Autoignition of light naphtha and its surrogates in a rapid compression machine

Gasoline Compression Ignition ( GCI ) is a promising combustion mode to improve engine efficiency and reduce emissions. Naphtha has higher ignitability than gasoline and could be a better fuel for GCI . Understanding the autoignition behavior of naphtha is essential for the development of GCI engines. In this study, the ignition delay of light naphtha and its three surrogates, including PRF 59 (59% iso‐octane and 41% n‐heptane in volume) and two three‐component surrogates composed of methyl‐cyclohexane, n‐heptane, and iso‐octane with blending ratios of 33.8%/43.2%/23% ( MRF 1) and 31.4%/33.3%/35.3% ( MRF 2) in volume were studied using a rapid compression machine.

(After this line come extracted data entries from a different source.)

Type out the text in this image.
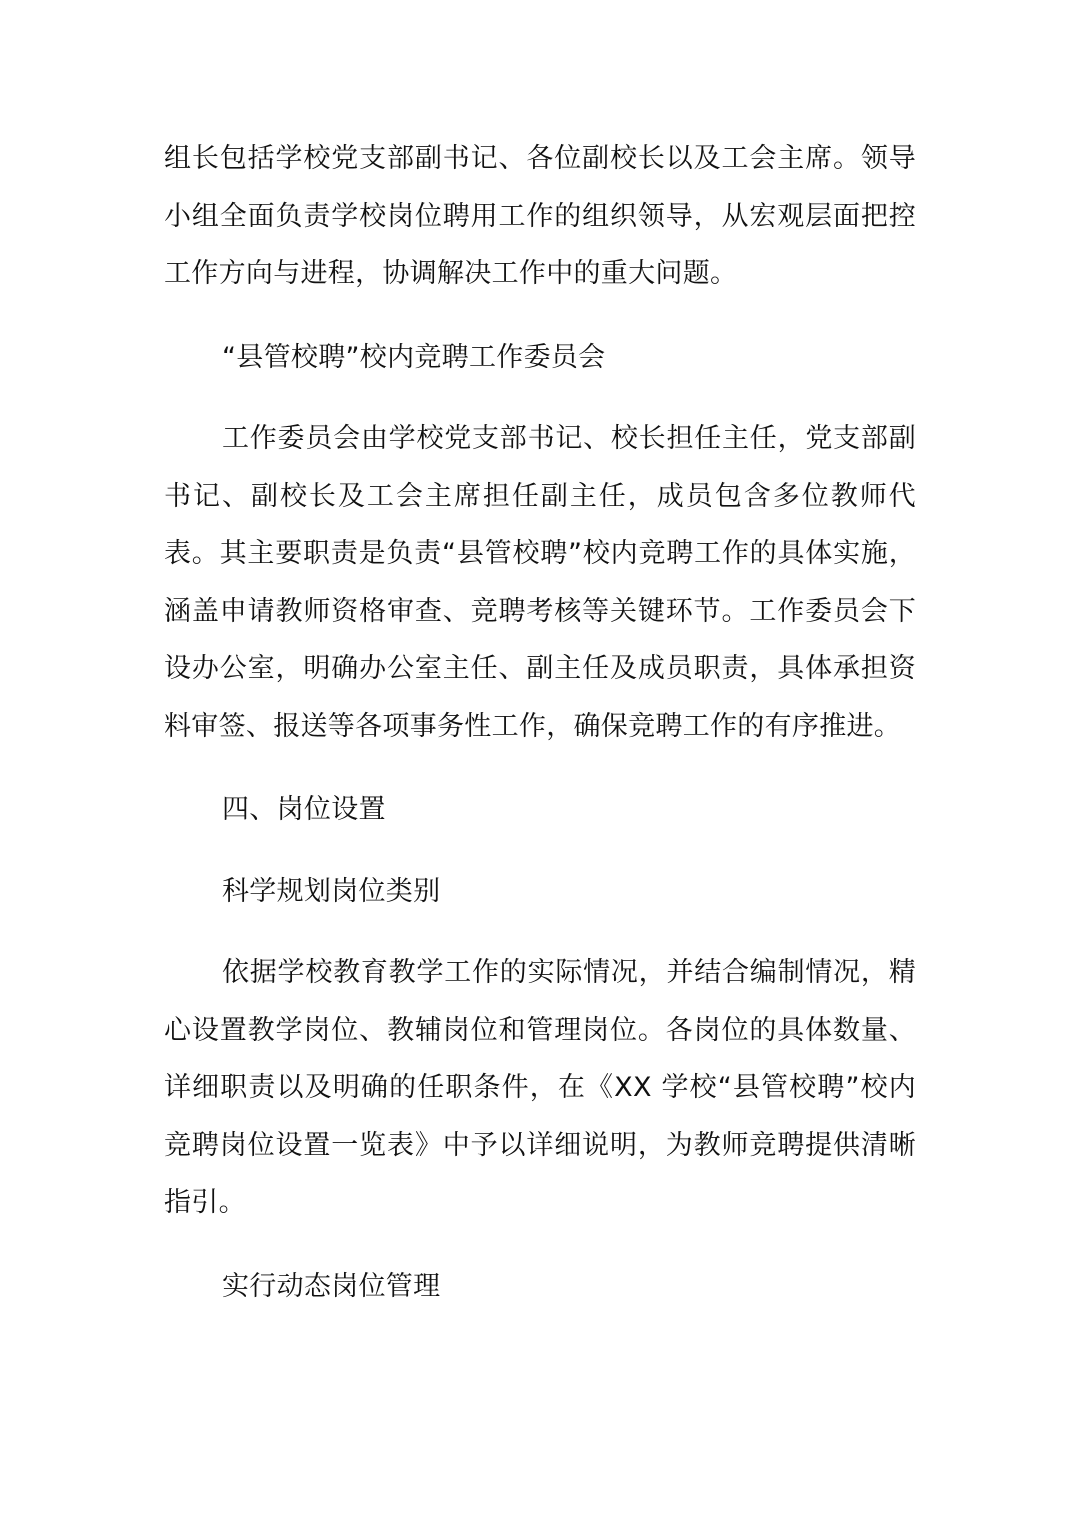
组长包括学校党支部副书记、各位副校长以及工会主席。领导小组全面负责学校岗位聘用工作的组织领导，从宏观层面把控工作方向与进程，协调解决工作中的重大问题。

“县管校聘”校内竞聘工作委员会

工作委员会由学校党支部书记、校长担任主任，党支部副书记、副校长及工会主席担任副主任，成员包含多位教师代表。其主要职责是负责“县管校聘”校内竞聘工作的具体实施，涵盖申请教师资格审查、竞聘考核等关键环节。工作委员会下设办公室，明确办公室主任、副主任及成员职责，具体承担资料审签、报送等各项事务性工作，确保竞聘工作的有序推进。

四、岗位设置

科学规划岗位类别

依据学校教育教学工作的实际情况，并结合编制情况，精心设置教学岗位、教辅岗位和管理岗位。各岗位的具体数量、详细职责以及明确的任职条件，在《XX 学校“县管校聘”校内竞聘岗位设置一览表》中予以详细说明，为教师竞聘提供清晰指引。

实行动态岗位管理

PRF 59 was selected by matching the RON of light naphtha. MRF 1 was composited by matching the RON and MON of light naphtha, while MRF 2 was composed by matching RON and H/C. The experiments were conducted at equivalence ratio Φ = 0.5 and 1, P  = 10, 20, and 30 bar, and temperature range of 665‐965 K. It was found that MRF 2 best matched the first‐stage and total ignition delays of light naphtha, while PRF 59 exhibited shorter first‐stage ignition delay. Although the ignition delay times of MRF 1 and MRF 2 were very close to each other, uncertainty analysis showed that matching RON and H/C ratio was a better method in determining the blending ratio. In addition, the MRF experiments were compared with predictions using the detailed mechanism. The mechanism showed good performance in reproducing the total ignition delay at high‐pressure conditions, but it underpredicted the ignition delay at low pressure. Also, the mechanism predicted less pronounced NTC behavior.